Für SPAR antwortete uns Mag. Lukas Sövegjarto, Leiter Nachhaltigkeit. Wir bedanken uns herzlich für die ausführliche Rückmeldung.

Vegan.co.at: Palmöl ist in letzter Zeit schwer in Verruf gekommen, weshalb?

SPAR: Palmöl ist in den vergangenen Jahren gleichsam mit dem verstärkten Einsatz in Kritik geraten. An sich hat Palmöl einige Vorteile gegenüber anderen Fetten: Es ist bei Zimmertemperatur fest, schmilzt aber im Mund, es ist lange haltbar und die Ölpalme liefert pro Fläche weitaus das meiste Öl im Vergleich zu anderen Ölpflanzen. Außerdem muss Palmfett für die Lebensmittelproduktion nicht künstlich gehärtet werden.

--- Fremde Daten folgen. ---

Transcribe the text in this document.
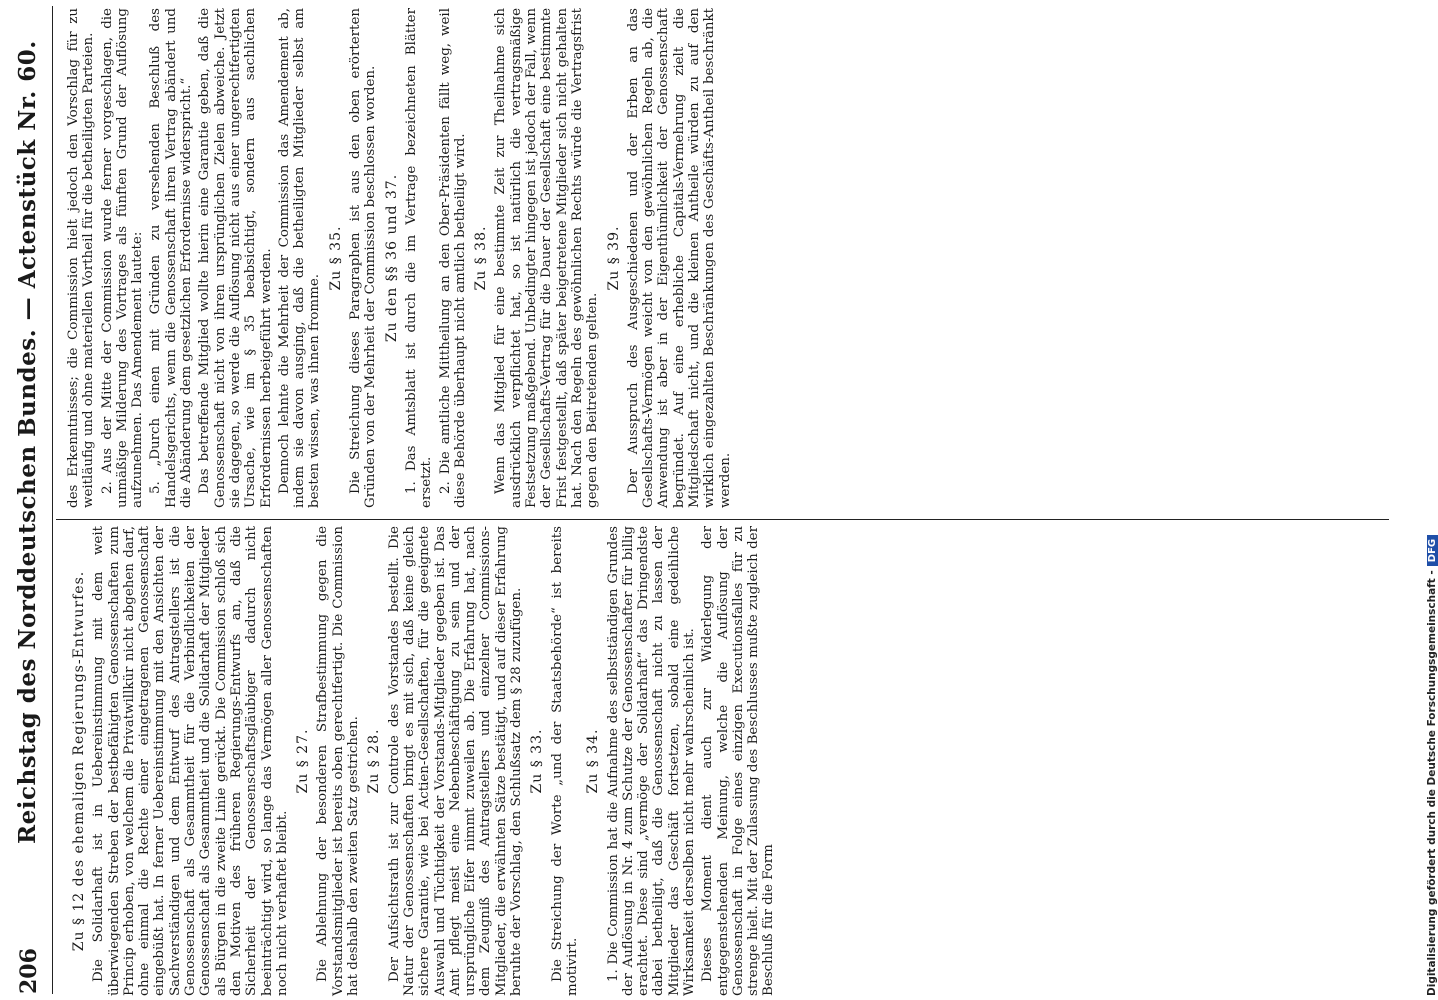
206
Reichstag des Norddeutschen Bundes. — Actenstück Nr. 60. Zu § 12 des ehemaligen Regierungs-Entwurfes. Die Solidarhaft ist in Uebereinstimmung mit dem weit überwiegenden Streben der bestbefähigten Genossenschaften zum Princip erhoben, von welchem die Privatwillkür nicht abgehen darf, ohne einmal die Rechte einer eingetragenen Genossenschaft eingebüßt hat. In ferner Uebereinstimmung mit den Ansichten der Sachverständigen und dem Entwurf des Antragstellers ist die Genossenschaft als Gesammtheit für die Verbindlichkeiten der Genossenschaft als Gesammtheit und die Solidarhaft der Mitglieder als Bürgen in die zweite Linie gerückt. Die Commission schloß sich den Motiven des früheren Regierungs-Entwurfs an, daß die Sicherheit der Genossenschaftsgläubiger dadurch nicht beeinträchtigt wird, so lange das Vermögen aller Genossenschaften noch nicht verhaftet bleibt.

Zu § 27. Die Ablehnung der besonderen Strafbestimmung gegen die Vorstandsmitglieder ist bereits oben gerechtfertigt. Die Commission hat deshalb den zweiten Satz gestrichen. Zu § 28. Der Aufsichtsrath ist zur Controle des Vorstandes bestellt. Die Natur der Genossenschaften bringt es mit sich, daß keine gleich sichere Garantie, wie bei Actien-Gesellschaften, für die geeignete Auswahl und Tüchtigkeit der Vorstands-Mitglieder gegeben ist. Das Amt pflegt meist eine Nebenbeschäftigung zu sein und der ursprüngliche Eifer nimmt zuweilen ab. Die Erfahrung hat, nach dem Zeugniß des Antragstellers und einzelner Commissions-Mitglieder, die erwähnten Sätze bestätigt, und auf dieser Erfahrung beruhte der Vorschlag, den Schlußsatz dem § 28 zuzufügen. Zu § 33. Die Streichung der Worte „und der Staatsbehörde“ ist bereits motivirt.

Zu § 34. 1. Die Commission hat die Aufnahme des selbstständigen Grundes der Auflösung in Nr. 4 zum Schutze der Genossenschafter für billig erachtet. Diese sind „vermöge der Solidarhaft“ das Dringendste dabei betheiligt, daß die Genossenschaft nicht zu lassen der Mitglieder das Geschäft fortsetzen, sobald eine gedeihliche Wirksamkeit derselben nicht mehr wahrscheinlich ist. Dieses Moment dient auch zur Widerlegung der entgegenstehenden Meinung, welche die Auflösung der Genossenschaft in Folge eines einzigen Executionsfalles für zu strenge hielt. Mit der Zulassung des Beschlusses mußte zugleich der Beschluß für die Form

des Erkenntnisses; die Commission hielt jedoch den Vorschlag für zu weitläufig und ohne materiellen Vortheil für die betheiligten Parteien. 2. Aus der Mitte der Commission wurde ferner vorgeschlagen, die unmäßige Milderung des Vortrages als fünften Grund der Auflösung aufzunehmen. Das Amendement lautete: 5. „Durch einen mit Gründen zu versehenden Beschluß des Handelsgerichts, wenn die Genossenschaft ihren Vertrag abändert und die Abänderung dem gesetzlichen Erfordernisse widerspricht.“ Das betreffende Mitglied wollte hierin eine Garantie geben, daß die Genossenschaft nicht von ihren ursprünglichen Zielen abweiche. Jetzt sie dagegen, so werde die Auflösung nicht aus einer ungerechtfertigten Ursache, wie im § 35 beabsichtigt, sondern aus sachlichen Erfordernissen herbeigeführt werden. Dennoch lehnte die Mehrheit der Commission das Amendement ab, indem sie davon ausging, daß die betheiligten Mitglieder selbst am besten wissen, was ihnen fromme.

Zu § 35. Die Streichung dieses Paragraphen ist aus den oben erörterten Gründen von der Mehrheit der Commission beschlossen worden. Zu den §§ 36 und 37. 1. Das Amtsblatt ist durch die im Vertrage bezeichneten Blätter ersetzt. 2. Die amtliche Mittheilung an den Ober-Präsidenten fällt weg, weil diese Behörde überhaupt nicht amtlich betheiligt wird. Zu § 38. Wenn das Mitglied für eine bestimmte Zeit zur Theilnahme sich ausdrücklich verpflichtet hat, so ist natürlich die vertragsmäßige Festsetzung maßgebend. Unbedingter hingegen ist jedoch der Fall, wenn der Gesellschafts-Vertrag für die Dauer der Gesellschaft eine bestimmte Frist festgestellt, daß später beigetretene Mitglieder sich nicht gehalten hat. Nach den Regeln des gewöhnlichen Rechts würde die Vertragsfrist gegen den Beitretenden gelten.

Zu § 39. Der Ausspruch des Ausgeschiedenen und der Erben an das Gesellschafts-Vermögen weicht von den gewöhnlichen Regeln ab, die Anwendung ist aber in der Eigenthümlichkeit der Genossenschaft begründet. Auf eine erhebliche Capitals-Vermehrung zielt die Mitgliedschaft nicht, und die kleinen Antheile würden zu auf den wirklich eingezahlten Beschränkungen des Geschäfts-Antheil beschränkt werden.

Digitalisierung gefördert durch die Deutsche Forschungsgemeinschaft -DFG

Ölpalmen wachsen jedoch nur in tropischen Regionen und mit der zunehmenden Nachfrage nach günstigem Palmöl sind die Anbauflächen massiv angestiegen mit schweren Auswirkungen für Wälder und Waldbewohner. Zusätzlich ist Palmöl durch hohe Anteile an möglicherweise krebserregenden 3-MCPD-Ester aufgefallen. Diese Ester entstehen bei allen verarbeiteten Ölen, wenn in der industriellen Raffination zu hohe oder zu lange hohe Temperaturen herrschen.

Vegan.co.at: Warum wird in derart vielen Produkten Palmöl verwendet?

SPAR: Der größte Teil der weltweiten Palmöl-Produktion wird nicht in Lebensmitteln eingesetzt, sondern verheizt. Palmöl ist in asiatischen Ländern Brennstoff und weltweit als Bio-Diesel beigemengt. Durch den hohen Flächenertrag ist Palmöl schlichtweg billiger und braucht weniger Agrarflächen als beispielsweise Raps oder Soja.

Für die Nahrungsmittelproduktion hat Palmöl sehr günstige Eigenschaften, da der Schmelzpunkt über Zimmertemperatur, aber unter der Körpertemperatur liegt. Damit schmelzen beispielsweise Kuchenüberzüge nicht in der Hand, aber im Mund.

RSPO, Fettreduktion oder alternative Fette?

Vegan.co.at: Ist der Einsatz von zertifiziertem Palmöl sinnvoll?

SPAR: Jein – RSPO steht unter massiver Kritik, da die Richtlinien für viele NGOs nicht ausreichend sind. Allerdings gibt es keine alternative Zertifizierung, die ausreichend streng ist und gleichzeitig ausreichende Mengen liefern kann. RSPO ist also nicht optimal, aber besser als die 65% unzertifiziertes Palmöl.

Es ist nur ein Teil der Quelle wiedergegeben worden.